Stella hält also Vorträge vorm Publikum in L.A., um die wahre Geschichte von Barrow public zu machen, die Rezipienten sind allerdings genauso aufgeschlossen wie beim Thema UFOs oder dem Jeti, lediglich ein Brieffreund namens Dan erweist sich als Zuhörer (der ist selber Vampir, lebt aber von Blutkonserven, um sich einen Rest von Menschlichkeit zu bewahren). Der lädt ungefragt eine kleine Gruppe von Voll-Amateuren (alles personifizierte Klischees) mit A-Team Strategietaktik als wannabe Vampirjäger zu Stella in die Wohnung ein. Als Warm-Up gibst bei einem Vampirangreifer erstmal eine volle Ladung Headies. Leider wie im folgenden Film wirds hier schon nicht mehr kongruent zum ersten Teil, denn die Superfähigkeiten der Vampire wie gesteigerte Kraft, Schnelligkeit, Ausdauer sind plötzich mal vereinzelt vorhanden, allgemein bizarrerweise eher nicht mehr.

Das neue "Dream-Team" wagt also einen dilettantischen Angriff auf einen Schlupfwinkel in einer Tunnelsektion, es gibt das erste Opfer unter den Mitstreitern (der Quotenschwarze muss dran glauben), nur Stella bringt es fertig nach seinem Biss ihn gänzlich unschädlich zu machen, indem sie ihm mit einem Hohlblockstein die Rübe püriert. Die überkandidelte Teenieschmozette Twilight wirkt von der Action dagegen wie die Biene Maja, soweit für mich als Splatterfan noch alles im grünen Bereich. Aber nicht zu früh freuen... Hauptoperationsziel soll die böse Vampirkönigin Lilith sein, die alles koordiniert und ohne die alle Vampire angeblich kopflos agieren, also muss die Schlampe weg, klare Hollywoodlogik!! Was anscheinend verpönt ist bei verkrachten Existenzen und gleichzeitig Vampirjägern, ist sich zu waschen, Klamottenwechsel oder angemessene Ausrüstung zum Ego-Shooter spielen. Blutverschmierte Kleidung lockt Vampire bekanntlich gezielt an, das Blut Vampire riechen können wird hitzig diskutiert, das Gegenteil dann umgesetzt. Eine Art Änschie Konsens, wenn man so will. Muss man nicht verstehen. Ebenso wartet die Gruppe in der Tunnelsektion eingeschlossen auf die Nacht, denn dann gehen die Vampire wohl auf Jagdt und lassen einen eher in Ruhe?! Die Tür im Fluchtraum ist dabei so stark verriegelt, das selbst Gimli ohne Axt die Tür eintreten könnte.
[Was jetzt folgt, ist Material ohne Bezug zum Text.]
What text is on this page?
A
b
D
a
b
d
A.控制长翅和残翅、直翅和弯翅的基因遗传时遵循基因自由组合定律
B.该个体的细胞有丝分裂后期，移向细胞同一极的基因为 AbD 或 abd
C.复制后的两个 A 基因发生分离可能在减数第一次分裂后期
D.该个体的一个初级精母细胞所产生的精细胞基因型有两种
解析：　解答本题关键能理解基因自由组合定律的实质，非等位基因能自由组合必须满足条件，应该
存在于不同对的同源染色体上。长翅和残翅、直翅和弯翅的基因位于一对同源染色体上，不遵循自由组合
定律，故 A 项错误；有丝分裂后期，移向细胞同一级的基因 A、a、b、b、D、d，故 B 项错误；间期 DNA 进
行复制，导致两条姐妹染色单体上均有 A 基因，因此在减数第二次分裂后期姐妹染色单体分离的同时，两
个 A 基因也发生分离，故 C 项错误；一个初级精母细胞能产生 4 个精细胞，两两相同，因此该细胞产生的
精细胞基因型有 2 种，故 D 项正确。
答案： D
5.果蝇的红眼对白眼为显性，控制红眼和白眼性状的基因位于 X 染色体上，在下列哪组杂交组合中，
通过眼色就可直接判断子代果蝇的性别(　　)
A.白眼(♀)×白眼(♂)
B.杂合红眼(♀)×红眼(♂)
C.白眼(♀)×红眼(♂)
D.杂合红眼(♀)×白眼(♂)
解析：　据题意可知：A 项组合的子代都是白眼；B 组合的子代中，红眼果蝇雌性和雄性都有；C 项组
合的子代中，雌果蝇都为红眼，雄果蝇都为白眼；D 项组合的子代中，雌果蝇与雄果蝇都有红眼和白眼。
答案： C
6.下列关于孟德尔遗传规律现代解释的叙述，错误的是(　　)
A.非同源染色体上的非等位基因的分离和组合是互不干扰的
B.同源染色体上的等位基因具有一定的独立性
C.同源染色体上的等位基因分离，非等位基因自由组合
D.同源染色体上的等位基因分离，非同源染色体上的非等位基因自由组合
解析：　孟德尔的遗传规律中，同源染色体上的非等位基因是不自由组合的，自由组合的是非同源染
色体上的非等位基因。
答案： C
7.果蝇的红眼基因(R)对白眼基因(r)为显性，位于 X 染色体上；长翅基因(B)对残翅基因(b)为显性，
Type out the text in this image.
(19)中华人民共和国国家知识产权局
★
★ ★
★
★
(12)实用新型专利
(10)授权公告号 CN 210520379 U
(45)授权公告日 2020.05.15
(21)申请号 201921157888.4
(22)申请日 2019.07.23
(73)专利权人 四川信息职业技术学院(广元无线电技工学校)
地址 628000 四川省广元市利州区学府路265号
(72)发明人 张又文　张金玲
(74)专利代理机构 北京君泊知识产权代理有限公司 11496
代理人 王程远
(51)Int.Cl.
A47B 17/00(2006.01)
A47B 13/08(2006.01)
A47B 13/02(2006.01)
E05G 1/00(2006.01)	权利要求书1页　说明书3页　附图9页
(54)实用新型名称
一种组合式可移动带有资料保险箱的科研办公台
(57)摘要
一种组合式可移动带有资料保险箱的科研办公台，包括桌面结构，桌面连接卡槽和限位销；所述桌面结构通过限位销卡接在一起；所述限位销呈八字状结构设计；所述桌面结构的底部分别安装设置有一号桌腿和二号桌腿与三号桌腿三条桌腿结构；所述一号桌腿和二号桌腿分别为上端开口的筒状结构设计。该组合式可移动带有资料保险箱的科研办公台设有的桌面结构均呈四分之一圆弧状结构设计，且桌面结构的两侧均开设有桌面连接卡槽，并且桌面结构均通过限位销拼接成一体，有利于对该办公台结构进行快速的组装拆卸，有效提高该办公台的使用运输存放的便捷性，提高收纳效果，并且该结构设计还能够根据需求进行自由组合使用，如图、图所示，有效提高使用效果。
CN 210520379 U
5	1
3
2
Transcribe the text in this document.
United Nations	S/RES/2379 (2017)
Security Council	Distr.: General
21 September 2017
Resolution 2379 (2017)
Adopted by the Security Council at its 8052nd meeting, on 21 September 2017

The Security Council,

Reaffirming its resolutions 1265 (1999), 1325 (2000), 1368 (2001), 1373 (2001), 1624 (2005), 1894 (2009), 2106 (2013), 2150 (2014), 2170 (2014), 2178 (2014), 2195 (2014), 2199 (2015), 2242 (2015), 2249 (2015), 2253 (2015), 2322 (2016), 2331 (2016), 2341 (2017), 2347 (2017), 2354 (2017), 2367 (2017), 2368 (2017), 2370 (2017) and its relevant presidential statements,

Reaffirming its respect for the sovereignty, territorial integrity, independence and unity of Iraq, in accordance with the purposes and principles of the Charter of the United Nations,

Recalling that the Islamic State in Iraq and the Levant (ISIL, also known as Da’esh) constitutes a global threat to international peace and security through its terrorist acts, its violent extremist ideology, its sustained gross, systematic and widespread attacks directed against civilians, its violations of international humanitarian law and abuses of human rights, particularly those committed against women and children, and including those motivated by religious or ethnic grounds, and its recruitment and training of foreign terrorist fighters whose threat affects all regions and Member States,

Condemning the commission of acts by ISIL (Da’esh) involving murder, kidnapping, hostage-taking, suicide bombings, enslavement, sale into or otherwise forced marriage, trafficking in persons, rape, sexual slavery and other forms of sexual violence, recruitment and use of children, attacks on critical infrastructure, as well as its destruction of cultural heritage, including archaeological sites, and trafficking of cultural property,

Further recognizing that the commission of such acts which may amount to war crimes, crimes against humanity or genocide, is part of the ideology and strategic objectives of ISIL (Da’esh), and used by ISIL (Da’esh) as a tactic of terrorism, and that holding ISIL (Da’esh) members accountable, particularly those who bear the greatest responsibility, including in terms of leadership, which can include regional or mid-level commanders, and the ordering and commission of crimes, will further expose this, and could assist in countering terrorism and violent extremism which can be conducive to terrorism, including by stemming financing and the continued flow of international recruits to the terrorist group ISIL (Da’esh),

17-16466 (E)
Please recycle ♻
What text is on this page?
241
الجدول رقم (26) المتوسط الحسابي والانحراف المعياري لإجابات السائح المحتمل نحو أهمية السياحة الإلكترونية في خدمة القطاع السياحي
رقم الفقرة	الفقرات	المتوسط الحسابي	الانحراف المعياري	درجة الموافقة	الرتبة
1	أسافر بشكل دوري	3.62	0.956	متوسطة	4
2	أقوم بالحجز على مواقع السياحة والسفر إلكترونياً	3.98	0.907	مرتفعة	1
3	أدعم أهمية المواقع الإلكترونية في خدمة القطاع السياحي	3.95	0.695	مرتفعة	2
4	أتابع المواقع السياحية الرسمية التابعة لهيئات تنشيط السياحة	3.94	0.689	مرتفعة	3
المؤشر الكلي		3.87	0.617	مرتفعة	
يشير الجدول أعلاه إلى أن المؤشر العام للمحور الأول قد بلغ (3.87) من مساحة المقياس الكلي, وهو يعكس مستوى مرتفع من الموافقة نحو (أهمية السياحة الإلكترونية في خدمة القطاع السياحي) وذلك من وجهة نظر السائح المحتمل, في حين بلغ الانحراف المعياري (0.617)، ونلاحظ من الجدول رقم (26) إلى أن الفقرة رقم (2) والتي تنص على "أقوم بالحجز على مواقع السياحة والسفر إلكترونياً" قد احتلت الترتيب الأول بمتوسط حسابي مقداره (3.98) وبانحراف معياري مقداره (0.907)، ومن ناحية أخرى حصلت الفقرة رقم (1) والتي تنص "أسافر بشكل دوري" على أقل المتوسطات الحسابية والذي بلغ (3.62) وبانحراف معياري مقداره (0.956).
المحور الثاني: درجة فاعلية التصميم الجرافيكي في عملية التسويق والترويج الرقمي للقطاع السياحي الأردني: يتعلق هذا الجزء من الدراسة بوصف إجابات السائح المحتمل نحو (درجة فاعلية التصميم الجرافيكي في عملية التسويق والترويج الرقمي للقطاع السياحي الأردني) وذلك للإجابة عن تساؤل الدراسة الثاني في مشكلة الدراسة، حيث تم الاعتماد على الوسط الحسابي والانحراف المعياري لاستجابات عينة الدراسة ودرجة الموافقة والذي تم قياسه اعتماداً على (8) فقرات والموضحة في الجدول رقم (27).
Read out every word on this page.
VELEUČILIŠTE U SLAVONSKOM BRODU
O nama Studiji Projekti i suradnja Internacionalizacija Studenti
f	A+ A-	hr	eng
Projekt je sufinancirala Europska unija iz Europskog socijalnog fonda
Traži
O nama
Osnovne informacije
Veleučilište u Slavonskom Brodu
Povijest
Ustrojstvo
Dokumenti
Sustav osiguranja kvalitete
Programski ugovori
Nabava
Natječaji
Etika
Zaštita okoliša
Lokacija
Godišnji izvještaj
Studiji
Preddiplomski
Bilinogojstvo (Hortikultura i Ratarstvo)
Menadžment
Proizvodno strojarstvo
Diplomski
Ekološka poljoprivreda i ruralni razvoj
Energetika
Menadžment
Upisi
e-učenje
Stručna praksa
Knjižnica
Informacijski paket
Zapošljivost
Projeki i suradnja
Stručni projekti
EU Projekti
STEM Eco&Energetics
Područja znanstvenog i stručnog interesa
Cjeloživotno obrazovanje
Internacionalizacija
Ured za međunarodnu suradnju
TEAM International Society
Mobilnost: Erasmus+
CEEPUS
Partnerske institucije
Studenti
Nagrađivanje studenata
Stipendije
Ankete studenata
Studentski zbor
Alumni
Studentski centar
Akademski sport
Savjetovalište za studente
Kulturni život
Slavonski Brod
Erneut geht die "Olsen-Bande" auf Vampirjagt wie Schulz gegen Klitschko vor, man schleicht sich in ein Lagerhaus rein, wo Lilith vermutet wird, aber doch nicht anwesend ist, wird prompt entdeckt, stellt fest man könnte doch besser Löcher in die Decke schießen um die Vampire mit Tageslicht zu eliminieren, zündet dann in letzter Minute einen C4 Sprengsatz, bei dem Stella sich den Daumen aus dem Gelenk auskugelt und ist genauso schlau wie vorher. Dan hat einen Waffenschrank der Schwarzbrotbäcker in Phantomkommando alle Ehre macht, mitgenommen wird aber immer nur das Nötigste und viel zu wenig Munition (zweites und drittes Magazin mit Isoband am ersten Magazin z.B. usw., das kennen die Profijäger leider nicht).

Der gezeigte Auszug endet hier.